Chase customers can download the Chase Pay app from the App Store and Google Play store. Once they sign in using the same User ID and password as they use on Chase.com, customers will see their Chase Visa Credit, Debit and Liquid cards already loaded in the app. Users can set up Touch ID biometric fingerprint authorization on their phones for future use of the app.

Chase built its Chase Pay app over the last two years, operating under the strategy that its 94-million-plus credit, debit and prepaid accounts represented a solid foundation a bank-branded app.

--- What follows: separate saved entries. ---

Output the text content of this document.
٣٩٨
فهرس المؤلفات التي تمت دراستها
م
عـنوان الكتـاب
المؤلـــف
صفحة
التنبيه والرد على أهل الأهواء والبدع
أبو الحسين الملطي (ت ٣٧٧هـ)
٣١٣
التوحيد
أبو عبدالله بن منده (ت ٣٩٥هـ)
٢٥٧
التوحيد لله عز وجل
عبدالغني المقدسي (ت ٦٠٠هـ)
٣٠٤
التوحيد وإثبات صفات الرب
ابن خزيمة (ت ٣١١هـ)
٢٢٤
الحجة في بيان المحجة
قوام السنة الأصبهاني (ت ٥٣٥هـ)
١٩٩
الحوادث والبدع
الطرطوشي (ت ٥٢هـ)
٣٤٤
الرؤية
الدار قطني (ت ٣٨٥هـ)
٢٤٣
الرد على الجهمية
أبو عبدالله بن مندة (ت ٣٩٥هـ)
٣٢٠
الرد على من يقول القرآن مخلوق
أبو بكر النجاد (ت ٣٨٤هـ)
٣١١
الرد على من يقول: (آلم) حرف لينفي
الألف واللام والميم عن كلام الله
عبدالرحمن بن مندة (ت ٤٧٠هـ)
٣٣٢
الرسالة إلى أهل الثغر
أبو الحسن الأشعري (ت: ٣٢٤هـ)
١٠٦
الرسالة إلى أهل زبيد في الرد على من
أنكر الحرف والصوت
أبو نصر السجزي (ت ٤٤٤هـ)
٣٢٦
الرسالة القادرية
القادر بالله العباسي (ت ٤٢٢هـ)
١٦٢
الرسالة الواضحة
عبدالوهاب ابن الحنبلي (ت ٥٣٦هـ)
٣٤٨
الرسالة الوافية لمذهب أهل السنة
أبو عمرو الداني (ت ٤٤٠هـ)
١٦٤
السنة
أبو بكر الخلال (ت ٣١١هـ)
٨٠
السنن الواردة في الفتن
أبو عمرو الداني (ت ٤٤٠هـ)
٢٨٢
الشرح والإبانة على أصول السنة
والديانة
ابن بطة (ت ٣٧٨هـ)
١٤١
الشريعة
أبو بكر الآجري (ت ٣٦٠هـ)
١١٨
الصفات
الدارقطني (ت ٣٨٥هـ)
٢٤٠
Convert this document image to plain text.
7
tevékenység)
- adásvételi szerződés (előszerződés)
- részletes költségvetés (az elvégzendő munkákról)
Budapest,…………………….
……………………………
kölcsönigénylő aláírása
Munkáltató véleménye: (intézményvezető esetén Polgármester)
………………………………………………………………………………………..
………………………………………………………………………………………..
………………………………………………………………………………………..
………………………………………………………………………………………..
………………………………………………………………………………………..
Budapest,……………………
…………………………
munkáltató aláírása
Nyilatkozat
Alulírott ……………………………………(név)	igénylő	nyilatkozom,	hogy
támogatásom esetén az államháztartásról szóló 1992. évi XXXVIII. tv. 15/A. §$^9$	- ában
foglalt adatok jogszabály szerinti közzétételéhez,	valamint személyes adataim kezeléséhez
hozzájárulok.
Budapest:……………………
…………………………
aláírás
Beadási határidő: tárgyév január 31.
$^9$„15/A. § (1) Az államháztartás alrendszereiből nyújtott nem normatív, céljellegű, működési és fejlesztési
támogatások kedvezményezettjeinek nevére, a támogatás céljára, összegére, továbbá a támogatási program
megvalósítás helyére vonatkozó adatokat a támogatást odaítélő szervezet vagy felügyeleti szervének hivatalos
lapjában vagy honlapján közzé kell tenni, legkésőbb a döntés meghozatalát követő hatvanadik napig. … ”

Prior to Chase making a move for a branded mobile wallet, most major banks had taken a "wait-and-see" approach before entering that landscape. Capital One launched an NFC-based mobile pay app for Android devices in October of 2015.

Chase began approaching retailers and establishing those merchant relationships at a time when the Softcard mobile wallet was folding, Google Wallet was being transformed into Android Pay, and Apple Pay, almost a year along, was still scuffling more with consumer use than actual adoption, since it came loaded on the newest model iPhones.